WM: You have to take into account that the final products of large corporations are those for which there is the greatest demand. Therefore, the exports of countries that offer the most products of multinational corporations grow the fastest.
The report states that the structure of Polish exports is an anomaly in the region when it comes to Poland’s „continued comparative advantage in little-processed goods such as furniture and furniture parts, and products from wood and cork.” Are we lagging behind?
WM: No. This phenomenon is due primarily to the size of our economy. Perhaps indeed we are also less competitive in attracting corporations. Other countries in the region are more dominated by them. But I would not look at this solely in terms of backwardness. Look at the example of Denmark, where the export of agricultural goods has been cherished for years. This does not stem from the fact that they cannot produce anything else and are simply selling food. This is high-volume agriculture with appropriate marketing to direct the sale of these products. There is likewise nothing anachronistic about the Polish export structure.
We read in the report that „multinationals largely gave the countries of Central and Eastern Europe the role of producing cheap counterparts to products offered by the countries of Western Europe.” So we have a similar export structure to EU15 countries, only we make cheaper things?
WM: Yes. German companies, for example, focused on higher quality products and the greater value-added of exporting them out of Europe to countries with higher demand, whereas cheaper production, which was intended for Western Europe and the former Soviet Union has been moved to Poland and other countries. As a result, we specialize in cheaper and lower quality products.
In the future, will we be producing more expensive, higher-quality products approaching the level of wealthier Western European countries?

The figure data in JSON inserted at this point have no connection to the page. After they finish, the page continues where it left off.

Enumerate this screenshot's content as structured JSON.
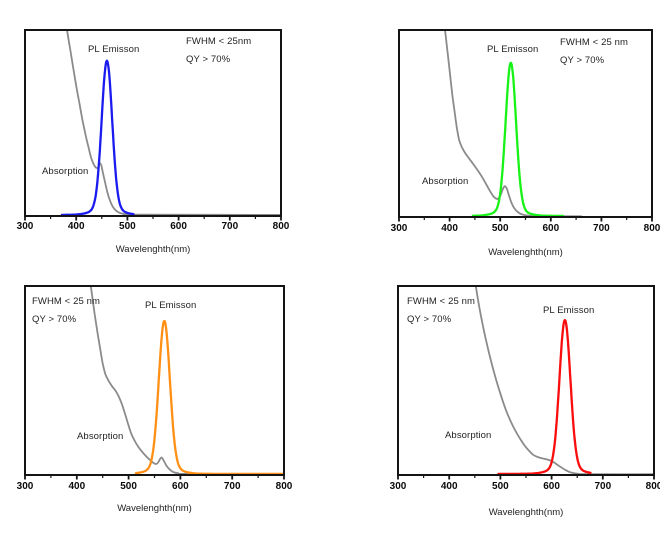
{
  "page": {
    "background": "#ffffff",
    "frame_color": "#141414",
    "text_color": "#1f1f1f"
  },
  "chart_data": [
    {
      "type": "line",
      "panel": "top-left",
      "emission_color_name": "blue",
      "xlabel": "Wavelenghth(nm)",
      "x_range": [
        300,
        800
      ],
      "x_ticks": [
        300,
        400,
        500,
        600,
        700,
        800
      ],
      "x_minor_ticks": [
        350,
        450,
        550,
        650,
        750
      ],
      "grid": false,
      "annotations": {
        "emission_label": "PL Emisson",
        "absorption_label": "Absorption",
        "fwhm_label": "FWHM < 25nm",
        "qy_label": "QY > 70%"
      },
      "series": [
        {
          "name": "Absorption",
          "color": "#8b8b8b",
          "points_nm_intensity": [
            [
              376,
              1.1
            ],
            [
              382,
              1.0
            ],
            [
              388,
              0.9
            ],
            [
              394,
              0.8
            ],
            [
              400,
              0.7
            ],
            [
              406,
              0.61
            ],
            [
              412,
              0.52
            ],
            [
              418,
              0.44
            ],
            [
              424,
              0.37
            ],
            [
              429,
              0.315
            ],
            [
              433,
              0.285
            ],
            [
              437,
              0.265
            ],
            [
              440,
              0.258
            ],
            [
              443,
              0.262
            ],
            [
              446,
              0.283
            ],
            [
              449,
              0.272
            ],
            [
              452,
              0.235
            ],
            [
              456,
              0.185
            ],
            [
              460,
              0.138
            ],
            [
              464,
              0.098
            ],
            [
              469,
              0.063
            ],
            [
              474,
              0.04
            ],
            [
              480,
              0.024
            ],
            [
              488,
              0.014
            ],
            [
              500,
              0.009
            ],
            [
              520,
              0.007
            ],
            [
              800,
              0.006
            ]
          ]
        },
        {
          "name": "PL Emisson",
          "color": "#1b1bf0",
          "profile": "gaussian",
          "peak_nm": 460,
          "fwhm_nm": 24,
          "peak_intensity": 0.835,
          "draw_range_nm": [
            372,
            512
          ]
        }
      ]
    },
    {
      "type": "line",
      "panel": "top-right",
      "emission_color_name": "green",
      "xlabel": "Wavelenghth(nm)",
      "x_range": [
        300,
        800
      ],
      "x_ticks": [
        300,
        400,
        500,
        600,
        700,
        800
      ],
      "x_minor_ticks": [
        350,
        450,
        550,
        650,
        750
      ],
      "grid": false,
      "annotations": {
        "emission_label": "PL Emisson",
        "absorption_label": "Absorption",
        "fwhm_label": "FWHM < 25 nm",
        "qy_label": "QY > 70%"
      },
      "series": [
        {
          "name": "Absorption",
          "color": "#8b8b8b",
          "points_nm_intensity": [
            [
              386,
              1.1
            ],
            [
              391,
              1.0
            ],
            [
              396,
              0.88
            ],
            [
              401,
              0.76
            ],
            [
              406,
              0.64
            ],
            [
              411,
              0.54
            ],
            [
              415,
              0.465
            ],
            [
              419,
              0.41
            ],
            [
              424,
              0.375
            ],
            [
              430,
              0.345
            ],
            [
              438,
              0.315
            ],
            [
              447,
              0.282
            ],
            [
              456,
              0.248
            ],
            [
              465,
              0.21
            ],
            [
              473,
              0.172
            ],
            [
              480,
              0.138
            ],
            [
              486,
              0.113
            ],
            [
              491,
              0.1
            ],
            [
              495,
              0.097
            ],
            [
              500,
              0.112
            ],
            [
              505,
              0.148
            ],
            [
              509,
              0.165
            ],
            [
              513,
              0.152
            ],
            [
              517,
              0.118
            ],
            [
              522,
              0.078
            ],
            [
              528,
              0.046
            ],
            [
              535,
              0.026
            ],
            [
              543,
              0.014
            ],
            [
              553,
              0.008
            ],
            [
              570,
              0.005
            ],
            [
              610,
              0.004
            ],
            [
              660,
              0.004
            ]
          ]
        },
        {
          "name": "PL Emisson",
          "color": "#17f217",
          "profile": "gaussian",
          "peak_nm": 521,
          "fwhm_nm": 24,
          "peak_intensity": 0.825,
          "draw_range_nm": [
            446,
            624
          ]
        }
      ]
    },
    {
      "type": "line",
      "panel": "bottom-left",
      "emission_color_name": "orange",
      "xlabel": "Wavelenghth(nm)",
      "x_range": [
        300,
        800
      ],
      "x_ticks": [
        300,
        400,
        500,
        600,
        700,
        800
      ],
      "x_minor_ticks": [
        350,
        450,
        550,
        650,
        750
      ],
      "grid": false,
      "annotations": {
        "emission_label": "PL Emisson",
        "absorption_label": "Absorption",
        "fwhm_label": "FWHM < 25 nm",
        "qy_label": "QY > 70%"
      },
      "series": [
        {
          "name": "Absorption",
          "color": "#8b8b8b",
          "points_nm_intensity": [
            [
              421,
              1.1
            ],
            [
              427,
              1.0
            ],
            [
              433,
              0.88
            ],
            [
              439,
              0.77
            ],
            [
              445,
              0.67
            ],
            [
              450,
              0.59
            ],
            [
              455,
              0.535
            ],
            [
              461,
              0.5
            ],
            [
              468,
              0.47
            ],
            [
              475,
              0.445
            ],
            [
              481,
              0.415
            ],
            [
              487,
              0.375
            ],
            [
              493,
              0.325
            ],
            [
              499,
              0.27
            ],
            [
              505,
              0.22
            ],
            [
              512,
              0.18
            ],
            [
              519,
              0.148
            ],
            [
              527,
              0.12
            ],
            [
              535,
              0.096
            ],
            [
              543,
              0.075
            ],
            [
              549,
              0.062
            ],
            [
              553,
              0.058
            ],
            [
              557,
              0.066
            ],
            [
              561,
              0.086
            ],
            [
              564,
              0.092
            ],
            [
              568,
              0.075
            ],
            [
              573,
              0.05
            ],
            [
              579,
              0.03
            ],
            [
              586,
              0.016
            ],
            [
              596,
              0.009
            ],
            [
              615,
              0.006
            ],
            [
              800,
              0.005
            ]
          ]
        },
        {
          "name": "PL Emisson",
          "color": "#ff9015",
          "profile": "gaussian",
          "peak_nm": 569,
          "fwhm_nm": 25,
          "peak_intensity": 0.815,
          "draw_range_nm": [
            514,
            800
          ]
        }
      ]
    },
    {
      "type": "line",
      "panel": "bottom-right",
      "emission_color_name": "red",
      "xlabel": "Wavelenghth(nm)",
      "x_range": [
        300,
        800
      ],
      "x_ticks": [
        300,
        400,
        500,
        600,
        700,
        800
      ],
      "x_minor_ticks": [
        350,
        450,
        550,
        650,
        750
      ],
      "grid": false,
      "annotations": {
        "emission_label": "PL Emisson",
        "absorption_label": "Absorption",
        "fwhm_label": "FWHM < 25 nm",
        "qy_label": "QY > 70%"
      },
      "series": [
        {
          "name": "Absorption",
          "color": "#8b8b8b",
          "points_nm_intensity": [
            [
              446,
              1.1
            ],
            [
              452,
              1.0
            ],
            [
              458,
              0.9
            ],
            [
              465,
              0.8
            ],
            [
              473,
              0.7
            ],
            [
              482,
              0.6
            ],
            [
              491,
              0.51
            ],
            [
              500,
              0.43
            ],
            [
              510,
              0.35
            ],
            [
              520,
              0.285
            ],
            [
              530,
              0.23
            ],
            [
              540,
              0.185
            ],
            [
              549,
              0.15
            ],
            [
              557,
              0.125
            ],
            [
              564,
              0.107
            ],
            [
              571,
              0.097
            ],
            [
              579,
              0.09
            ],
            [
              588,
              0.084
            ],
            [
              597,
              0.077
            ],
            [
              605,
              0.066
            ],
            [
              612,
              0.053
            ],
            [
              619,
              0.04
            ],
            [
              626,
              0.028
            ],
            [
              634,
              0.017
            ],
            [
              643,
              0.01
            ],
            [
              654,
              0.006
            ],
            [
              668,
              0.004
            ],
            [
              800,
              0.004
            ]
          ]
        },
        {
          "name": "PL Emisson",
          "color": "#f90d0d",
          "profile": "gaussian",
          "peak_nm": 626,
          "fwhm_nm": 25,
          "peak_intensity": 0.82,
          "draw_range_nm": [
            496,
            676
          ]
        }
      ]
    }
  ]
}
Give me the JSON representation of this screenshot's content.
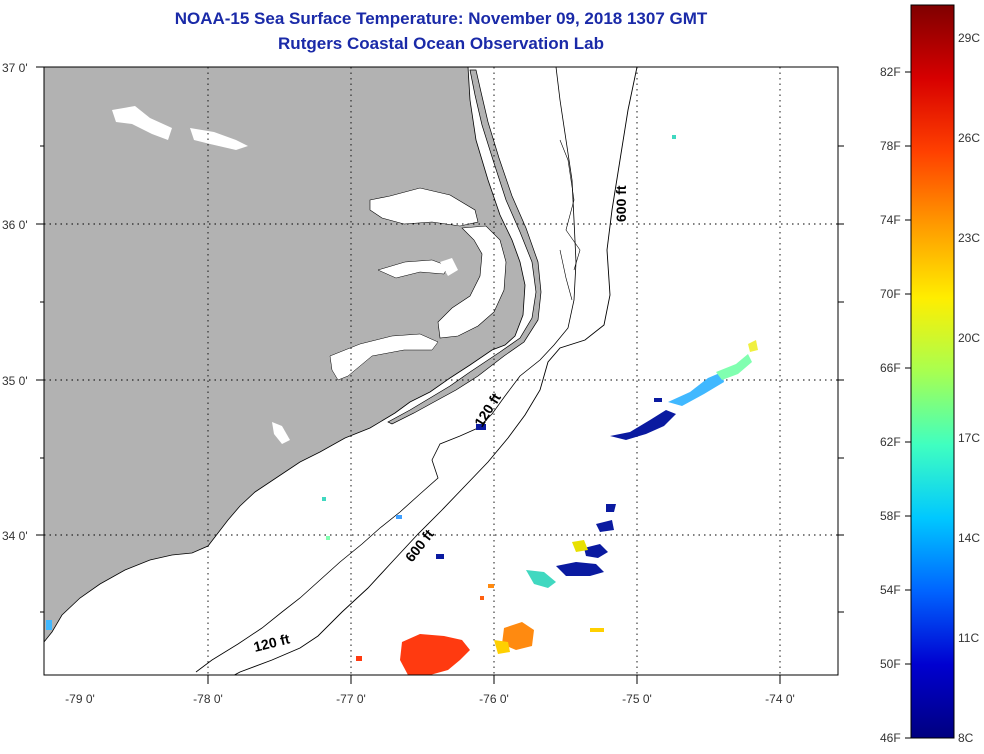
{
  "title": {
    "line1": "NOAA-15 Sea Surface Temperature:  November 09, 2018 1307 GMT",
    "line2": "Rutgers Coastal Ocean Observation Lab"
  },
  "axes": {
    "lat_labels": [
      "37 0'",
      "36 0'",
      "35 0'",
      "34 0'"
    ],
    "lon_labels": [
      "-79 0'",
      "-78 0'",
      "-77 0'",
      "-76 0'",
      "-75 0'",
      "-74 0'"
    ]
  },
  "contours": {
    "label_120_north": "120 ft",
    "label_120_south": "120 ft",
    "label_600_north": "600 ft",
    "label_600_south": "600 ft"
  },
  "colorbar": {
    "fahrenheit": [
      "82F",
      "78F",
      "74F",
      "70F",
      "66F",
      "62F",
      "58F",
      "54F",
      "50F",
      "46F"
    ],
    "celsius": [
      "29C",
      "26C",
      "23C",
      "20C",
      "17C",
      "14C",
      "11C",
      "8C"
    ],
    "colors": [
      "#7f0000",
      "#d70000",
      "#ff4000",
      "#ff9a00",
      "#ffee00",
      "#a8ff50",
      "#40ffc0",
      "#00c8ff",
      "#0064ff",
      "#0000d0",
      "#00007f"
    ]
  },
  "colors": {
    "land": "#b2b2b2",
    "title": "#1a2aa8"
  }
}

WM: I don’t think so. The production of cheaper goods in Poland is the result of corporate policy. Their goal is not for Poland to match the production quality of Germany because generally the products made in Poland or in other countries of the region are destined for other consumers than their German counterparts.
MG: It is worth noting that the greatest gains in the hierarchy of international supply chains are formed at the stage of inventing, marketing, after sales services. Those who are engaged only in production unfortunately earn the least.
Are there some areas in which we could invent, sell and make money?
WM: We should look for such a niche, but remember that, for example, to create the big Japanese brands required decades of state industrial policy. Without consistent policy from the Japanese government Sony would not exist.
What are the practical implications of this – what should we demand of corporations investing in Poland?
WM: We should look at the hierarchy of production chains and find sectors where displacement (the relocation of production) will be difficult, even if you can find another country with even lower costs. I think that a future opening-up of the countries of the former Soviet Union will be a challenge for us because few corporations are active there presently. Once we have production that it is difficult and commercially unviable to move abroad then we can start to think about industrial policy and moving higher up the value chain, but the process takes years.